Which came first: the chicken or the egg? Or, in our case: pain or scapular dyskinesis? Does scapular dyskinesis cause pain/injury or does pain/injury cause scapular dyskinesis? Both? Neither? Does the way you walk cause you to develop plantar heel pain or does plantar heel pain (commonly referred to as plantar fasciitis) cause you to change the way you walk?
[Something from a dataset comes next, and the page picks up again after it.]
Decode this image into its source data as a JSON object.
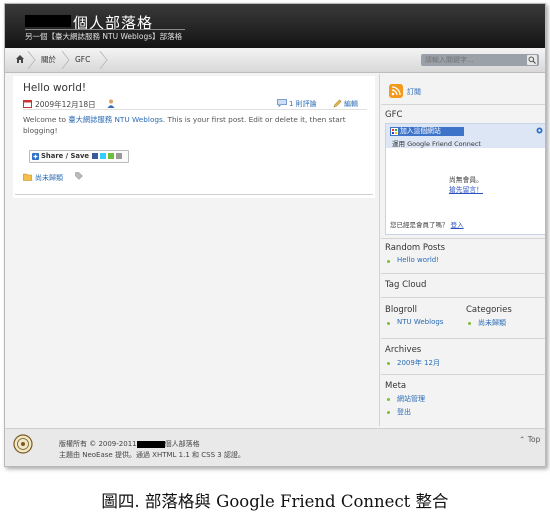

Is scapular dyskinesis a normal or even beneficial adaptation? As mentioned above, professional overhead athletes exhibit differences in their scapulohumeral mechanics compared to non-athletes, and differences exist between different types of overhead athletes. Additionally, a systematic review by Burn et al. 2016 concluded that the prevalence of scapular dyskinesis in overhead athletes was 61% compared to 33% in non-overhead athletes. Might it be an advantageous adaptation like the changes seen in the throwing arm of a baseball pitcher?

Or does it even matter?

  • Uhl et al. 2009 – “This study showed that scapular asymmetry in multiple planes, as determined by 3D kinematic analysis, is more prevalent in symptomatic subjects during humeral elevation in flexion but not in scaption. Asymmetry in 1 or more planes is seen with equal prevalence in both asymptomatic and symptomatic patients with a variety of shoulder pathologies.” Not very convincing.
  • Tate et al. 2009 – “The presence of shoulder symptoms was not different between the normal and obvious dyskinesis volunteers.” The authors identified “no relationship between the presence of pain and scapular dyskinesis in these athletes.”
  • Hickey et al. 2007 – 11 blinded physiotherapists (minimum 5 year experience) were only able to accurately classify a subject’s shoulders as asymptomatic or symptomatic 57.5% of the time (coin flip) and the overall agreement between examiners was quite low.
  • Plummer et al. 2017 – “Our findings indicate that the occurrence of scapular dyskinesis is not influenced by the presence of shoulder pain. However, the rating of scapular dyskinesis does appear to be impacted by the clinician’s knowledge of the presence of shoulder pain in the involved shoulder.” If you know that a patient has a symptomatic shoulder (unblinded), you are more likely to label it as having scapular dyskinesis compared to a blinded observer. Essentially, we look for a fault that might not exist to confirm our biases.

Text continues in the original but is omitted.